Qlarity Imaging will focus on the further development of QuantX, which is claimed to be the first FDA-approved computer-aided breast cancer diagnosis system in radiology.

QuantX incorporates images from multiple modalities to help adiologists assess and characterise breast abnormalities.

Qlarity Imaging, which is Paragon’s seventh portfolio company, will also work to expand the diagnostic applications of its AI technology to additional image modalities and medical conditions to improve patient care and reduce lowering costs for hospitals and payers.

QuantX is the medical imaging AI system with innate displays, advanced analytics, and machine learning. It was initially developed at the University of Chicago based on research of Dr Maryellen Giger and incubated at Quantitative Insights, a startup launched with the support of the University of Chicago’s Polsky Center for Entrepreneurship and Innovation.

According to the company, a clinical study showed the effectiveness of QuantX at helping radiologists interpret cancerous and non-cancerous breast lesions, and lead to a 39% reduction in missed breast cancers without a reduction in specificity and 20% overall diagnostic improvement.
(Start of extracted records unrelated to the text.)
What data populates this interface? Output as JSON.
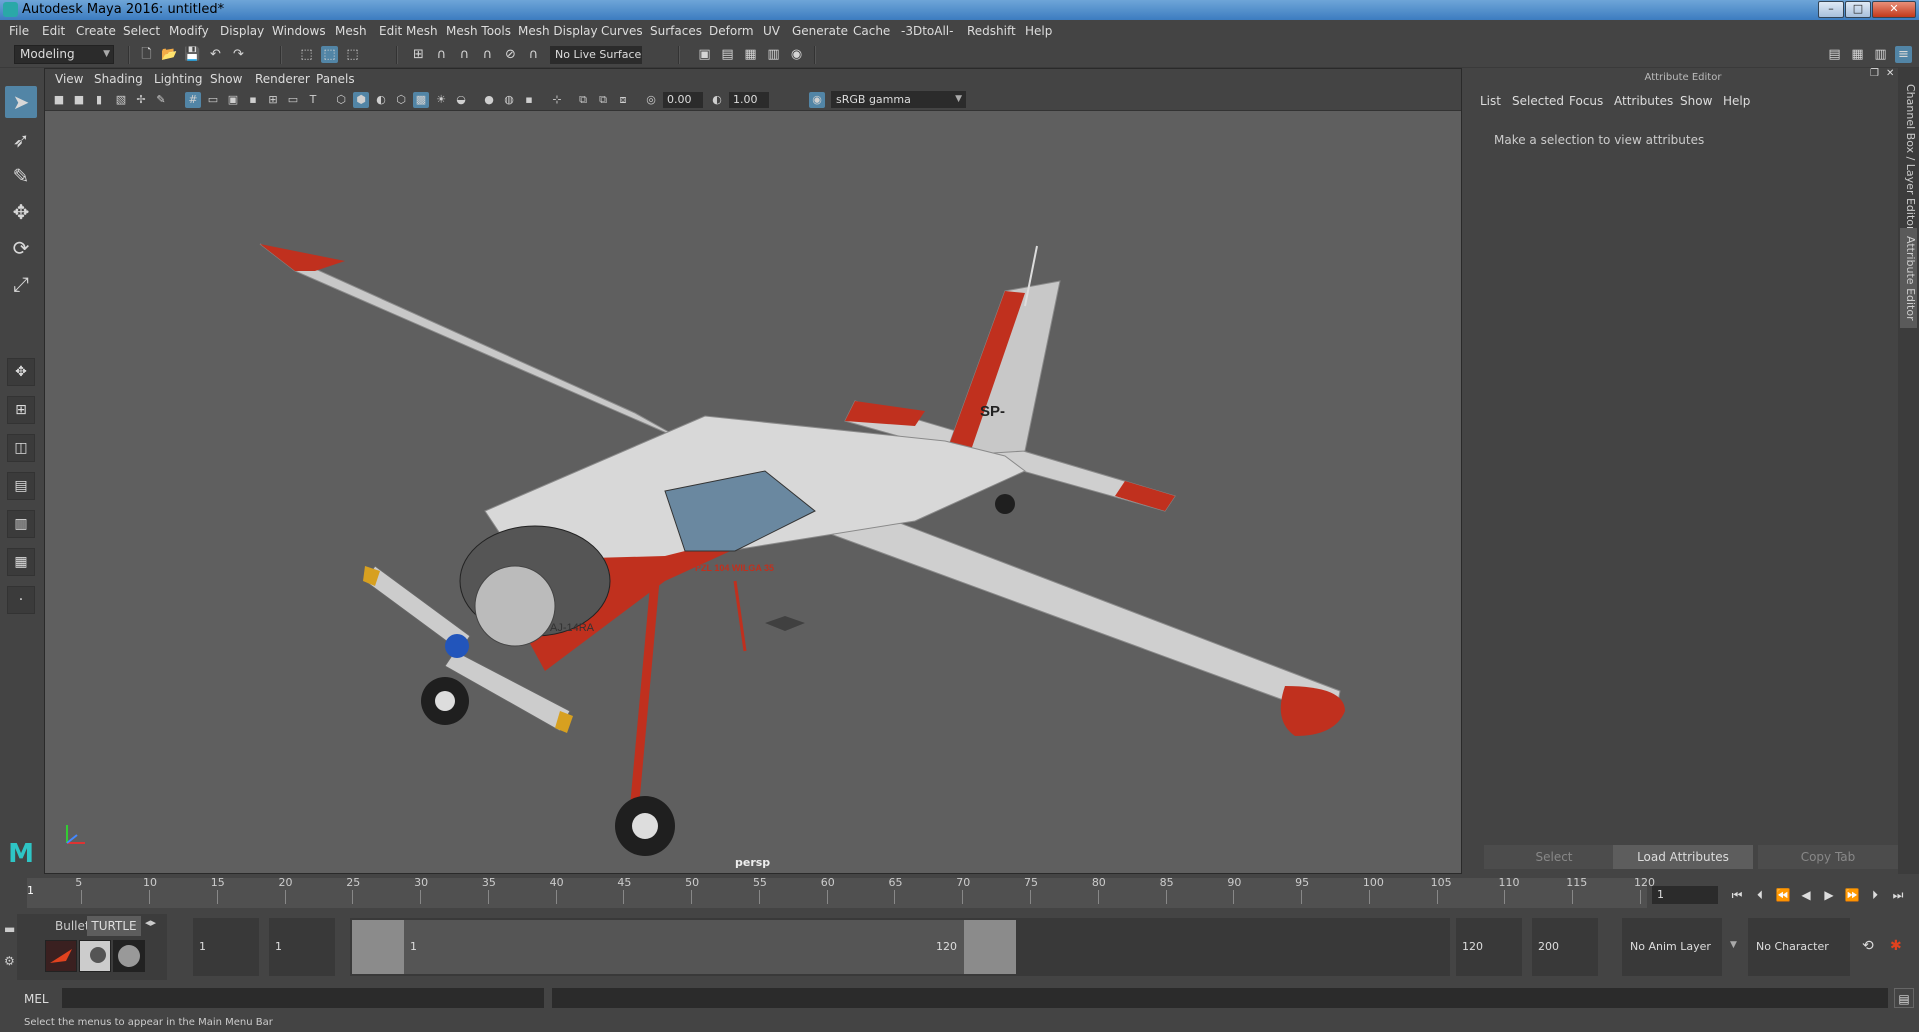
{
  "window": {
    "title": "Autodesk Maya 2016: untitled*",
    "min": "–",
    "max": "□",
    "close": "✕"
  },
  "menubar": [
    "File",
    "Edit",
    "Create",
    "Select",
    "Modify",
    "Display",
    "Windows",
    "Mesh",
    "Edit Mesh",
    "Mesh Tools",
    "Mesh Display",
    "Curves",
    "Surfaces",
    "Deform",
    "UV",
    "Generate",
    "Cache",
    "-3DtoAll-",
    "Redshift",
    "Help"
  ],
  "statusline": {
    "mode": "Modeling",
    "live_surface": "No Live Surface"
  },
  "viewport": {
    "panel_menu": [
      "View",
      "Shading",
      "Lighting",
      "Show",
      "Renderer",
      "Panels"
    ],
    "exposure": "0.00",
    "gamma": "1.00",
    "color_space": "sRGB gamma",
    "camera": "persp",
    "model": {
      "registration": "SP-",
      "nose_marking": "AJ-14RA",
      "fuselage_text": "PZL 104 WILGA 35"
    }
  },
  "attribute_editor": {
    "title": "Attribute Editor",
    "menu": [
      "List",
      "Selected",
      "Focus",
      "Attributes",
      "Show",
      "Help"
    ],
    "message": "Make a selection to view attributes",
    "buttons": {
      "select": "Select",
      "load": "Load Attributes",
      "copy": "Copy Tab"
    },
    "side_tabs": {
      "channel": "Channel Box / Layer Editor",
      "attr": "Attribute Editor"
    }
  },
  "timeslider": {
    "ticks": [
      "5",
      "10",
      "15",
      "20",
      "25",
      "30",
      "35",
      "40",
      "45",
      "50",
      "55",
      "60",
      "65",
      "70",
      "75",
      "80",
      "85",
      "90",
      "95",
      "100",
      "105",
      "110",
      "115",
      "120"
    ],
    "current_frame": "1",
    "current_frame_field": "1"
  },
  "rangebar": {
    "shelf_tabs": [
      "Bullet",
      "TURTLE"
    ],
    "start_frame": "1",
    "playback_start": "1",
    "range_start": "1",
    "range_end": "120",
    "playback_end": "120",
    "end_frame": "200",
    "anim_layer": "No Anim Layer",
    "character_set": "No Character Set"
  },
  "cmdline": {
    "language": "MEL",
    "help": "Select the menus to appear in the Main Menu Bar"
  }
}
Paragon said its capabilities and investment in Qlarity Imaging provide it with the working capital required to further develop and implement its computer-aided diagnosis system and assess expanded uses of AI-enabled diagnostic tools.

Paragon, along with its financial partners, has invested and committed more than $500m over the last 18 months to support its portfolio companies in the development of novel therapies and diagnostic tools.

Paragon Biosciences chairman and CEO Jeff Aronin said: “By driving innovation across life sciences, Paragon fulfills its mission of improving outcomes for patients with severe medical conditions. So, we’re pleased to help further develop the first FDA-cleared, artificial intelligence-enabled diagnostic software for breast cancer MRIs.

“We are entering an exciting time where advances in supercomputing and machine learning make it possible for artificial intelligence to deliver on its promise for drug discovery, drug development, and diagnostics.”